Days passed. weeks passed. A month passed. I asked my aunts about how the sewing machine was, if it was making any progress or showing any signs of life. Oh, it's actually working quite well now, they said. It does sew, but the repairman would need to check the motor. you wouldn't happen to have the transformer for this engine now, would you?
With the original transformer gone, that's where most of my P1k went to.
Two weeks ago, however, saw James and I back in my aunts' home to pick up the supposedly-now-repaired sewing machine with Mang Julio waiting for us at our gates. Quite frankly? I did not like what I saw.
The Bernina had two sewing speeds: normal, and hyper-speed. After the repairman had gone through it, Hyper-speed was now Slow, and Normal speed was now Mega-slow.
The foot pedal that had once been so sensitive now needed a lot of coaxing and foot-paddling to even convince the needle to move up. And down. At a consistent pace. Which was most of the time nonexistent.
The same thing went for my bobbin spool winder -- it now staunchly refused to wind thread, and had to be fed and watched like some spoiled child.
The pastiches? Oh gods. The stitches have now become mangled ghosts of their former selves, and what's worse, the thread tension has now gone catatonic. Its springs have come undone, and it simple refuses to show any signs of tightness recognition.
And all because, according to my aunts, the repairman refused to open her up because he said "he might ruin her".
Clearly, I had never felt more duped or cheated in my adult life.
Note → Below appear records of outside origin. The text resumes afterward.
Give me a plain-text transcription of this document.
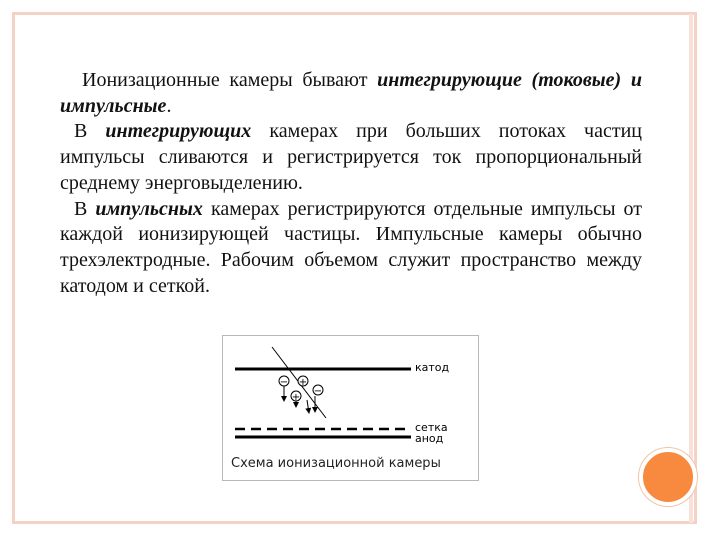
Ионизационные камеры бывают интегрирующие (токовые) и импульсные.

В интегрирующих камерах при больших потоках частиц импульсы сливаются и регистрируется ток пропорциональный среднему энерговыделению.

В импульсных камерах регистрируются отдельные импульсы от каждой ионизирующей частицы. Импульсные камеры обычно трехэлектродные. Рабочим объемом служит пространство между катодом и сеткой.

катод
сетка
анод
− +
+
−
Схема ионизационной камеры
There went the money, and there, quite heartbreakingly, went my sewing machine. It's painful to see my best soldier all huddled up under the corner of the new computer counter, huddled under her cover.
Quite honestly, I don't know what else can be done for her. I'd want to see her alive and working again, true, but I fear that if the cost of r having her repaired will outstrip the cost of a new one, then I'm afraid practicality must win over.
A part of me refuses to give up on her, though, and give up I shall not. I refuse to let go of her, at least until I've made sure she hums with life again, and will be of good use to either me again or, perhaps better yet, someone else who may be in greater need of her.
I love you, Bernina. I wish I knew how to let go of you.